Date of Award

5-10-2026

Date Published

June 2026

Degree Type

Thesis

Degree Name

Master of Science (MS)

Department

Psychology

Advisor(s)

Katie Kidwell

Keywords

adolescents;LGB;parenting practices;sexual identity;sleep health

Subject Categories

Clinical Psychology | Psychology | Social and Behavioral Sciences

Abstract

Adolescence is a developmental period marked by heightened vulnerability to insufficient sleep, which contributes to adverse emotional, cognitive, and physical health outcomes. Evidence indicates that adolescents who identify as lesbian, gay, and bisexual (LGB) are at an increased risk for poor sleep relative to their heterosexual peers. However, little is known about which dimensions of sleep health differ by sexual identity or modifiable factors that may underlie these differences. This study examined whether adolescent sleep duration, sleep efficiency, and daytime sleepiness differed by sexual identity, and investigated whether parental acceptance and parental monitoring helped explain these differences.

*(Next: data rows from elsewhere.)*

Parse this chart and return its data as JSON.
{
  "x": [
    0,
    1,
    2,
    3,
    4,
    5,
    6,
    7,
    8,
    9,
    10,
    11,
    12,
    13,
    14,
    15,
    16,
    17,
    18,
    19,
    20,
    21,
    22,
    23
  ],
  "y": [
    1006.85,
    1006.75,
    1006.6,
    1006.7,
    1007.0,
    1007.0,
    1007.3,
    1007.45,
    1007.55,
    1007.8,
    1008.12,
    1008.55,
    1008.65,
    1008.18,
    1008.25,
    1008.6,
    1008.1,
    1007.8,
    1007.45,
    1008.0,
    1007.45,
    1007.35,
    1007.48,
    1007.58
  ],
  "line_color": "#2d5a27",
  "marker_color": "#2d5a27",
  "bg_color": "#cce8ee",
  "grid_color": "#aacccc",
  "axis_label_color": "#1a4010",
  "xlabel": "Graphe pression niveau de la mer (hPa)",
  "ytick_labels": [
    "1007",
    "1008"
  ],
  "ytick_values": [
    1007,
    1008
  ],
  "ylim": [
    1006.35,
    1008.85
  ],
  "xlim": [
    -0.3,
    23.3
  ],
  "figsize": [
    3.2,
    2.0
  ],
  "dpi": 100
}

Participants were 5,919 adolescents (Mage = 12.90 years; 12.2% LGB) from the three-year follow-up of the Adolescent Brain Cognitive Development SM Study, a nationally representative cohort of early adolescents and their caregivers. One multivariate analysis of covariance model examined group differences in the three sleep outcomes by sexual identity, and PROCESS mediation and moderation models examined the role of parental acceptance and parental monitoring in associations between sexual identity and the three sleep outcomes. LGB adolescents reported modestly shorter nightly sleep duration, more difficulties initiating and maintaining sleep (i.e., poorer sleep efficiency), and more daytime sleepiness than heterosexual peers. Parental acceptance was marginally lower among LGB adolescents and partially mediated associations between sexual identity and all three sleep outcomes. In contrast, sexual identity did not moderate associations between parental monitoring and sleep, suggesting that monitoring was beneficial for all adolescents regardless of sexual identity. However, LGB youth reported slightly less parental monitoring than their heterosexual peers. These findings demonstrate that differences in sleep by sexual identity are evident in early adolescence and highlight parental acceptance and monitoring as potentially relevant psychosocial factors in shaping sleep health among LGB youth.